4. How Montana Compares: Strengths and Weaknesses Strengths
- Simple structure — easy for businesses and regulators.
- Predictable revenue — percentage-based taxes scale automatically.
- Medical preference — 4% rate keeps medical viable.
Weaknesses
- High retail burden — among the highest in the country.
- No wholesale tax — cultivators bear no tax burden; consumers see the full load.
- Price sensitivity in rural markets — high taxes + low population density = fragile margins.
- Illicit competition risk — especially near Wyoming, Idaho, and the Dakotas.
Montana’s Market Conditions in Plain Terms
Montana’s cannabis industry operates in a low-density, oversupplied market where high retail taxes and falling wholesale prices have created a highly stressed operating environment. Many businesses describe the landscape as economically depleted, with conditions that make long-term sustainability difficult, as indicated by industry reports such as the 2025 State of the Cannabis Industry Report by First Citizens Bank, which highlights challenges including high taxation, market oversupply, and price pressures squeezing profit margins. Additionally, economic analyses from Whitney Economics emphasize the fragile market conditions in rural states like Montana, where high retail taxes and declining wholesale prices create a stressed operating environment.
This is not a booming West Coast ecosystem—it’s a thin, rural market with too many operators, declining prices, and a tax structure that places nearly the entire burden on the final retail transaction.
5. What Montana Could Learn From Other States
These are not recommendations—just grounded policy alternatives drawn from what other states have tried.
A. Introduce a Modest Wholesale Tax
Many states spread the tax burden across the supply chain.

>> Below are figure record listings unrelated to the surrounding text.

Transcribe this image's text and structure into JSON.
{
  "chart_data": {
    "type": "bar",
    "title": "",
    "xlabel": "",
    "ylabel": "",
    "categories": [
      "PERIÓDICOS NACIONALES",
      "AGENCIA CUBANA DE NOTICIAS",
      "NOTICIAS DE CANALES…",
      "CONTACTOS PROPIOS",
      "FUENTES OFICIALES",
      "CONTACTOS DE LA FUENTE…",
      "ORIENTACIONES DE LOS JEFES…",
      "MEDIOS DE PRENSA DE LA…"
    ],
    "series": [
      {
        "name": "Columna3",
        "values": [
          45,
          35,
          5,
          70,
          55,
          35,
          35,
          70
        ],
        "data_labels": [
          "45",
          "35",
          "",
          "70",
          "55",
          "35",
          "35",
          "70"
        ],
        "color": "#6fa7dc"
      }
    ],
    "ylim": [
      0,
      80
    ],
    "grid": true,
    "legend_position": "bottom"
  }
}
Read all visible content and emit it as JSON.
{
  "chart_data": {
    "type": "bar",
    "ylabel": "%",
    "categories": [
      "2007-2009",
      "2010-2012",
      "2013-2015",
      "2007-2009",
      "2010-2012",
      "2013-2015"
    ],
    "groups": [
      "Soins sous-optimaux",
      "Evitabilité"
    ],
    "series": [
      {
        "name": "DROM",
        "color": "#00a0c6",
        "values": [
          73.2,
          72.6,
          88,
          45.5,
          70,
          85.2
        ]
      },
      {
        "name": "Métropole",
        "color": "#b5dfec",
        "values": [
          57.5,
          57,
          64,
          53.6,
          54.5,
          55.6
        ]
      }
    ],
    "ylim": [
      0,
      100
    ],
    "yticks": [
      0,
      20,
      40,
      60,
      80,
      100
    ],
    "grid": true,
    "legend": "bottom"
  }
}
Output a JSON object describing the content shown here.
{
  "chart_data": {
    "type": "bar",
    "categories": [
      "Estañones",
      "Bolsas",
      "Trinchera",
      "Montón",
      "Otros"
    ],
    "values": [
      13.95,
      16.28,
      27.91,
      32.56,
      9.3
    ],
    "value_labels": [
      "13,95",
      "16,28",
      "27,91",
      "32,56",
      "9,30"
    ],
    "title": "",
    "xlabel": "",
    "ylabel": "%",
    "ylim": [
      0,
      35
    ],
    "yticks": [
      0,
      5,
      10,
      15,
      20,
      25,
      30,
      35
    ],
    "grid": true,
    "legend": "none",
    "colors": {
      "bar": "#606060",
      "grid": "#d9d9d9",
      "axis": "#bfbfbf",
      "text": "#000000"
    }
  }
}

- Colorado taxes retail cultivation but exempts medical transfers (C.R.S. 39-28.8-302).
- Nevada imposes a 15% wholesale tax on the first sale (NRS 372A.290).
- Illinois imposes a 7% cultivation privilege tax (410 ILCS 705/60-10).
A small wholesale tax could reduce sticker shock at retail without reducing total revenue.
B. Reevaluate the 20% Adult-Use Rate
Montana’s rate is high for a rural state with limited population density. A reduction to 15% would still place Montana above national averages but could improve competitiveness and reduce illicit market incentives.
C. Allow More Local Flexibility
Some states allow municipalities to adjust rates based on local conditions. Montana’s flat 3% cap limits local experimentation.
D. Strengthen Medical Protections
Several states exempt medical cannabis entirely.
- Delaware: “The retail sales tax is not imposed on the sale of medical marijuana products…” (4 Del. C. § 1382).
- Florida: “Marijuana and marijuana delivery devices are exempt from the taxes imposed under this chapter” (Fla. Stat. § 212.08).
Montana’s 4% rate is low, but not zero.
6. Final Thoughts
Montana’s cannabis tax system is simple, predictable, and easy to administer—but it is also one of the highest retail tax burdens in the country, especially for a rural state with a small consumer base. Compared to other states, Montana’s model is closer to California and Washington than to Colorado or Michigan, and that has real consequences for market stability.
The next few years will reveal whether Montana’s high-rate, retail-heavy structure can sustain a healthy legal market—or whether adjustments will be needed to prevent further consolidation and business failures.